The list of annual and tropical plants that tolerate shady locations is considerable. The toughest part is getting past the fact that a favorite plant in a favorite color is not available. On the positive side, adverse conditions can produce some very interesting and creative results. Green shade plants such as the irisine standards pictures, hostas, creeping jenny are not prized for their flowers, but the leaves are strikingly colorful. The same goes for the oxalis and Moses in the cradle. The flowers are not so showy, but the leaf color is spectacular.
Dragon wing begonias are quite tolerant of shade, though the colors tend towards the yellow reds, coral and orange-not at all like the bluish pinks so common in impatiens. The appearance of the color of this plant has everything to do with the color of its companion plants. Yellow will make this flower appear more coral orange. A red violet companion makes this begonia appear more rose red.
Fuchsia flowers may be small, but they have a very interesting shape, and come in a wide range of colors. A fuchsia on standard makes a great centerpiece in a container planted for shade.
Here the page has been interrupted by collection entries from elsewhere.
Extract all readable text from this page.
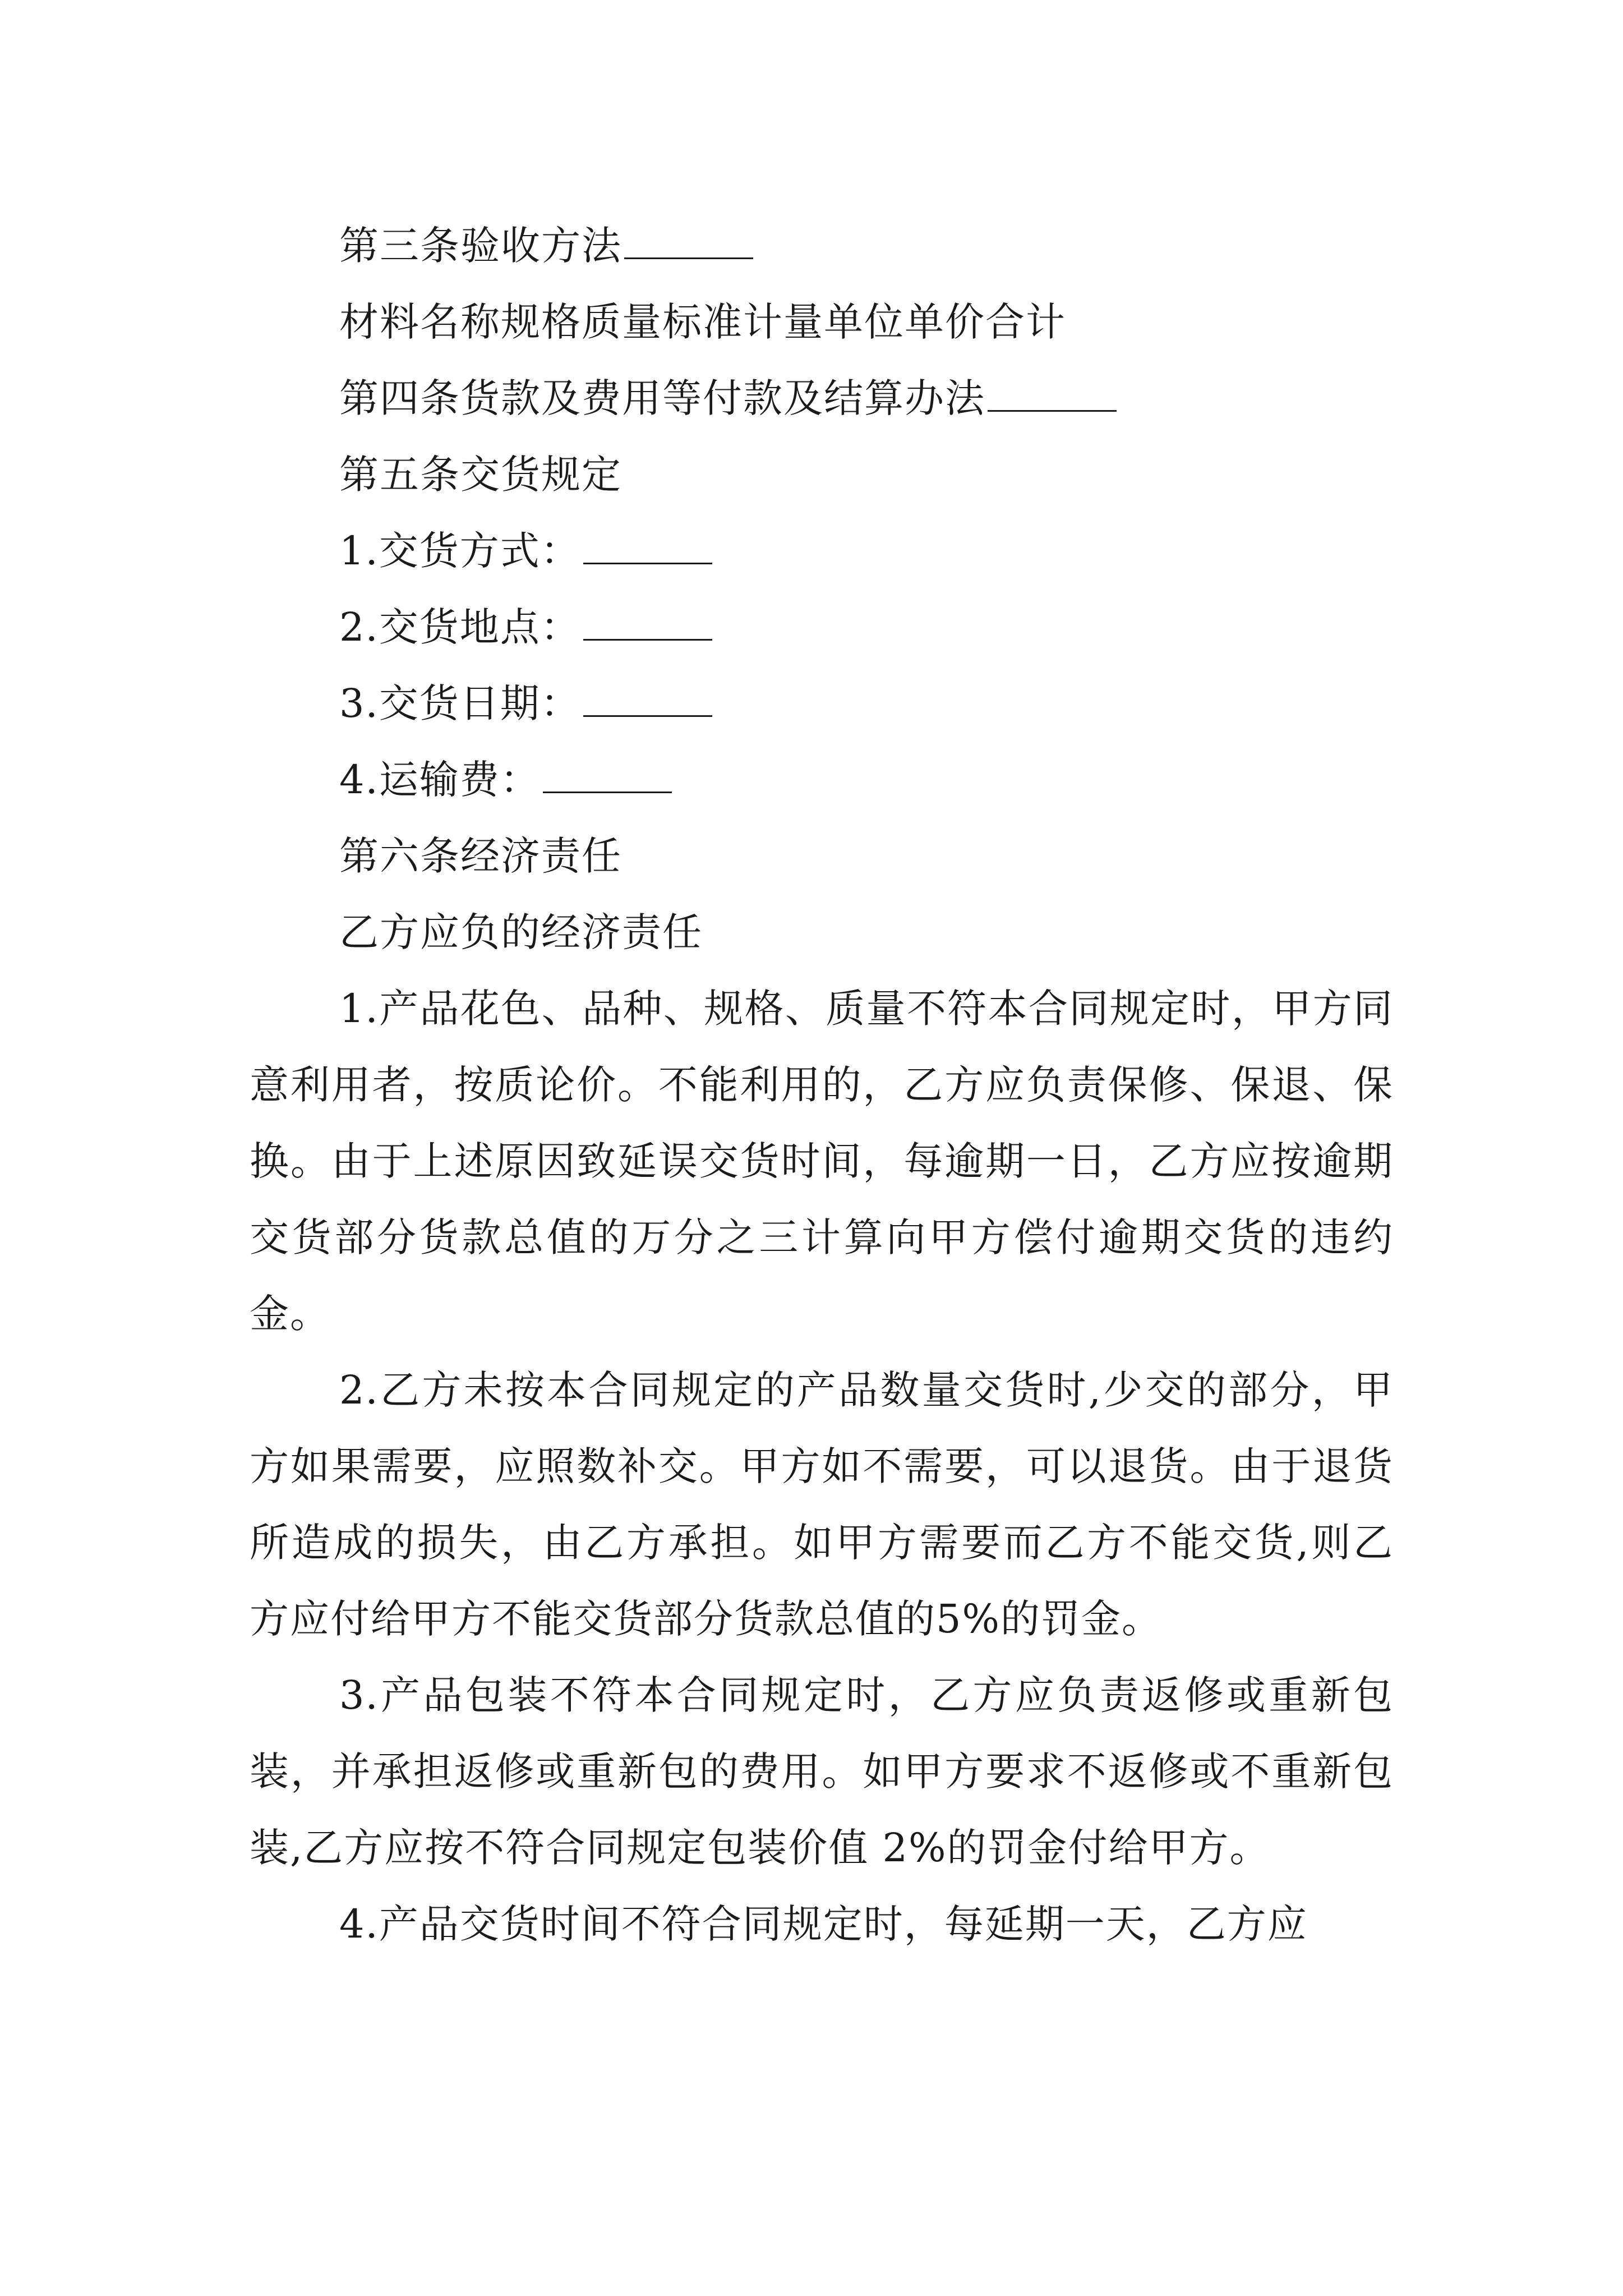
第三条验收方法
材料名称规格质量标准计量单位单价合计
第四条货款及费用等付款及结算办法
第五条交货规定
1.交货方式：
2.交货地点：
3.交货日期：
4.运输费：
第六条经济责任
乙方应负的经济责任

1.产品花色、品种、规格、质量不符本合同规定时，甲方同意利用者，按质论价。不能利用的，乙方应负责保修、保退、保换。由于上述原因致延误交货时间，每逾期一日，乙方应按逾期交货部分货款总值的万分之三计算向甲方偿付逾期交货的违约金。

2.乙方未按本合同规定的产品数量交货时,少交的部分，甲方如果需要，应照数补交。甲方如不需要，可以退货。由于退货所造成的损失，由乙方承担。如甲方需要而乙方不能交货,则乙方应付给甲方不能交货部分货款总值的5%的罚金。

3.产品包装不符本合同规定时，乙方应负责返修或重新包装，并承担返修或重新包的费用。如甲方要求不返修或不重新包装,乙方应按不符合同规定包装价值 2%的罚金付给甲方。

4.产品交货时间不符合同规定时，每延期一天，乙方应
This fuchsia “Ballerina” will flower next to a north wall, all summer long.
Few shade tolerant annuals can rival coleus and caladiums for dramatic color and form. For many years coleus did not interest me that much. The colors looked so muddy. New cultivars have very clear and vibrant colors. They old standard caladiums have a lot more company these days. The arrow and strap leaf caladiums have a saucy shape, and are visible from quite a distance. The new white cultivars are very bright in shady locations. Variety is the spice of life, yes? In my opinion, the planting in this window box is much more visually interesting than a mass of impatiens. A good design assembles a collection of materials that look good together. Sometimes, the relationship between one element and another is vastly more interesting that the individual element alone. I do understand that there is a financial aspect to the impatiens debacle. An impatiens plant runs between .25 and .40 each. A single 4″ pot of coleus is 10 times that much. But many growers are offering coleus and seed New Guinea impatiens in flats. Some larger growing shade annuals can be found in 6 packs-18 plants to a flat. Other alternatives? Take the most ordinary white fibrous begonias in flats, and plant them in interesting shapes, swirls and stripes. Make the statement with a shape, rather than a specific variety. Impatiens has a tendency to get massive and shapeless by summer’s end. A planting of white or pick or red fibrous begonias can hold an intricate shape or pattern. A mix of three colors is more sparkly and interesting than one color. Those begonias can be punctuated with a 4″ pot of some other shade tolerant annual every so often. Another tip-fibrous begonias with dark leaves have a dour muddy look-stick with the green leaved varieties, unless you have a whole “other than green” foliage idea in mind. But the best of this bad situation is a chance to become acquainted with plants you may have passed by before. There are some very beautiful plants out there, looking for a home for the summer.